The classic Florentine winter soup, ribollita, literally means ‘reboiled’, which not only implies the use of leftovers but also refers to one of the essential techniques in getting this soup just right. Using stale bread, seasonal vegetables and reliable beans, this is a cheap and nourishing dish.
A key ingredient for this recipe is cavolo nero, a durable, dark green, almost bluish cabbage with long, slender bumpy leaves. At a certain point in winter, cavolo nero seems to be the only thing that you can find in the markets. Florentines use it in many winter dishes: in soups, as a topping for crostini or as a side dish to serve with meat.
Also key is the stale bread, it is what lends the soup its characteristic thickness. Ribollita, along with pappa al pomodoro and panzanella, is one of the favourite ways to use up stale Tuscan bread – indeed, it’s a reason to buy the bread fresh and let it go stale. If you don’t have proper, unsalted Tuscan bread handy, use a good Italian loaf, preferably springy and white, with a dark, hard crust.

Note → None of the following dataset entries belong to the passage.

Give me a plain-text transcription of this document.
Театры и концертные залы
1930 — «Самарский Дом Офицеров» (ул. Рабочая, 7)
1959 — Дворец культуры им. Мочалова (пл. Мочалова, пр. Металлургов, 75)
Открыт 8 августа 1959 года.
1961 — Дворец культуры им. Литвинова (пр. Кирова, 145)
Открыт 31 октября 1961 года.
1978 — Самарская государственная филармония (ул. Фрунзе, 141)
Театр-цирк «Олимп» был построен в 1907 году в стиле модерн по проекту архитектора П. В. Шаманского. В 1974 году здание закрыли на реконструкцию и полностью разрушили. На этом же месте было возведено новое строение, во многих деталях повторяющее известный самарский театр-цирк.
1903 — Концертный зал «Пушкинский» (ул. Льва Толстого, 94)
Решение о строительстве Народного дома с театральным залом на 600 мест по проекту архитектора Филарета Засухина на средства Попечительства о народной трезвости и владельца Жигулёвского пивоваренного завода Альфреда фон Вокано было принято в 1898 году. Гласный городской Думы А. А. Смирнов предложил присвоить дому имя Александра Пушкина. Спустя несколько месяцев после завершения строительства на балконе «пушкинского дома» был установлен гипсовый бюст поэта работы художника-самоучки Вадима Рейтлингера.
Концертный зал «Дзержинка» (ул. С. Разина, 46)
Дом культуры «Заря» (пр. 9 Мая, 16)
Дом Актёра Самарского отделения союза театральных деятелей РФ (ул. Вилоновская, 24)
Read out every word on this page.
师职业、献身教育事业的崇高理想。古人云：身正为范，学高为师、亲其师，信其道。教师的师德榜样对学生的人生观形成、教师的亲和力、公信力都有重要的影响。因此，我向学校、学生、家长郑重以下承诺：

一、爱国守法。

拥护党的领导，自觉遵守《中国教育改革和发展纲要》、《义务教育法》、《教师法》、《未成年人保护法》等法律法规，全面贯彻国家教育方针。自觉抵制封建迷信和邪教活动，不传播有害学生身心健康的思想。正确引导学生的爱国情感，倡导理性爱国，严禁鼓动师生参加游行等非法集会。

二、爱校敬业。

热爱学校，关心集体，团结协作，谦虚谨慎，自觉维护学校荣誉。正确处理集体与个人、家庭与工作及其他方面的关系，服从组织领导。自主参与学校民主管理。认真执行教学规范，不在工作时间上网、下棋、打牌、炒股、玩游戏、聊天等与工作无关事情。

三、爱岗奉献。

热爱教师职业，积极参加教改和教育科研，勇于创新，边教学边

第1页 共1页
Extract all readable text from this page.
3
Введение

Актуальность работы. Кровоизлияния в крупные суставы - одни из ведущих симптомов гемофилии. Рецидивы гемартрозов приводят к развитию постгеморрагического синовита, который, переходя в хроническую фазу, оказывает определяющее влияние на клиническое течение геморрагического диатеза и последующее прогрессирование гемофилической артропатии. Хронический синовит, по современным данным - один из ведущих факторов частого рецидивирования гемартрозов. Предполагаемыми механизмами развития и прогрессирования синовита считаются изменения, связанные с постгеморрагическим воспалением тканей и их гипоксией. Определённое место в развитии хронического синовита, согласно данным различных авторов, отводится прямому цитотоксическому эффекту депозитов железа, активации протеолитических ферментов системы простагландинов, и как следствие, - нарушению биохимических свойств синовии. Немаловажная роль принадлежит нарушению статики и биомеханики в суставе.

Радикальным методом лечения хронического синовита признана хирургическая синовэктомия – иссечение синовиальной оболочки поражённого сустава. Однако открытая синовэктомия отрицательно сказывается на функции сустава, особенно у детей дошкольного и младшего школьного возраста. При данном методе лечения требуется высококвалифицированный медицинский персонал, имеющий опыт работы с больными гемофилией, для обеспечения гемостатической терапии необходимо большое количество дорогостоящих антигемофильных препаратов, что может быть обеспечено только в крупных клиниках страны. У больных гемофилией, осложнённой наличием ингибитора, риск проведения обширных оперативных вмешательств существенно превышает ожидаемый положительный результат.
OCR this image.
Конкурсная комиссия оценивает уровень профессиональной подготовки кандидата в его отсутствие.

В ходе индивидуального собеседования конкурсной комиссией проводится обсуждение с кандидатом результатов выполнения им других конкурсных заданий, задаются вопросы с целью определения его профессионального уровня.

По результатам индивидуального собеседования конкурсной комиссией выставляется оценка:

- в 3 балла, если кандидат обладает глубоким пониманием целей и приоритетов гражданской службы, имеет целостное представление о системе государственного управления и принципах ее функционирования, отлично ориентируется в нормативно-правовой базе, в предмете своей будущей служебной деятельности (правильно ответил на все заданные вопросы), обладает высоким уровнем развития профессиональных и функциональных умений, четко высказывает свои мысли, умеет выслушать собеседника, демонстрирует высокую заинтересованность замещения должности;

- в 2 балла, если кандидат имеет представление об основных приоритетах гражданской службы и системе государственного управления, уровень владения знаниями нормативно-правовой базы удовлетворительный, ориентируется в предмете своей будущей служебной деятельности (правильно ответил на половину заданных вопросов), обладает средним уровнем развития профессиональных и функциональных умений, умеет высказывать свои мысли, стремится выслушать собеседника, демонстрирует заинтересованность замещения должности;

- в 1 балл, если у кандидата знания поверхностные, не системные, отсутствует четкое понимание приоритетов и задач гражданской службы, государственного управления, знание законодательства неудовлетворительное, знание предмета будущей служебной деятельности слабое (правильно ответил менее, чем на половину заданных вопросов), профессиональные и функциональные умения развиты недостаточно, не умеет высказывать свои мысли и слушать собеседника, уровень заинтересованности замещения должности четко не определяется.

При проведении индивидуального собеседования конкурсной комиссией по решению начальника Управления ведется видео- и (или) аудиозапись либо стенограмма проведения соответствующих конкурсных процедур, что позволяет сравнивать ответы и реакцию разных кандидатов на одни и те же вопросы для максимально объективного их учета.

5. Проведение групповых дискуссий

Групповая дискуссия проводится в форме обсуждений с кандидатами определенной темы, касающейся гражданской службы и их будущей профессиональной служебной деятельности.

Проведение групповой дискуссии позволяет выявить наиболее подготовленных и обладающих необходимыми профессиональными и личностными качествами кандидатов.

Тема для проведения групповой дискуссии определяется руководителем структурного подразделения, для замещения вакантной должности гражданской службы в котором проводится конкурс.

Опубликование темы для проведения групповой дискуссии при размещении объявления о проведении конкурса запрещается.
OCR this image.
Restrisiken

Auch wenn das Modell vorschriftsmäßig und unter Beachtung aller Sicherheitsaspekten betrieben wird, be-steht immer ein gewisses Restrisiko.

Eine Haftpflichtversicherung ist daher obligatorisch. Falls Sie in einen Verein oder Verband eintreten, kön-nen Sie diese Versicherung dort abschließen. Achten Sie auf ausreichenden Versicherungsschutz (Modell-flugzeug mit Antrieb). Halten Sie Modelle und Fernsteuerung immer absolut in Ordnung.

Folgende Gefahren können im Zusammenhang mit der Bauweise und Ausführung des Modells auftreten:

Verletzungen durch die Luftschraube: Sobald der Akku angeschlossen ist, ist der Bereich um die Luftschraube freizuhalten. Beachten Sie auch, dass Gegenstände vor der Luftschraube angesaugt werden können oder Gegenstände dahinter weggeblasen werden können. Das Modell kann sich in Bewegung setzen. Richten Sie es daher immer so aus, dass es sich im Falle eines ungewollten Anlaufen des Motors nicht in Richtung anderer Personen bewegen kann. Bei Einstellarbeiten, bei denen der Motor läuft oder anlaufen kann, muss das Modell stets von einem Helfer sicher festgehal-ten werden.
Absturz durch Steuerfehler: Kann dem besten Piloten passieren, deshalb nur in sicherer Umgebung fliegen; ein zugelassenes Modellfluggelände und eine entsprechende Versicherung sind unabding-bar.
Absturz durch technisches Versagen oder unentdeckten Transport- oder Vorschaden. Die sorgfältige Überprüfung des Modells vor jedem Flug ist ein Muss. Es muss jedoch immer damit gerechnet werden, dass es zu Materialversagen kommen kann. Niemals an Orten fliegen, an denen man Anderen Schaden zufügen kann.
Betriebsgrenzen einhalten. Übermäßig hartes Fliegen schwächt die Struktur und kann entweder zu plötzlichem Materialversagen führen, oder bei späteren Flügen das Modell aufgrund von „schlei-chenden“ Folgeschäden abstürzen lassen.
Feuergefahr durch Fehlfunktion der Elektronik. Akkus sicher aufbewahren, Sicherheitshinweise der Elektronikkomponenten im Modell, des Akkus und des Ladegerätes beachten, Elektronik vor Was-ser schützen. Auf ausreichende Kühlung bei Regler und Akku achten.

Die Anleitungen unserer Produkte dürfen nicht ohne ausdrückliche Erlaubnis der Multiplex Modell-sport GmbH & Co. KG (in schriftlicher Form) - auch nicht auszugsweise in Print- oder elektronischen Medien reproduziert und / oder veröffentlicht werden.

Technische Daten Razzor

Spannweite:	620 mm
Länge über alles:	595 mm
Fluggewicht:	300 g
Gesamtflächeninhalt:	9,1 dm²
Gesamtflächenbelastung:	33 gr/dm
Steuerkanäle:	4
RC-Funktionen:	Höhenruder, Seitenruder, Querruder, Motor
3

Artusi’s recipe for ribollita is, more than one hundred years later, still one of the best ways to make it and every Tuscan household probably does some slight variation on this. This is mine. The way my in-laws (like many Tuscans) like to serve this is with a quarter of a fresh red onion – dip it into the soup and take crunchy bites of onion and soup together. It’s not for the faint hearted or those who don’t like onion breath but it is certainly an authentic way to eat ribollita.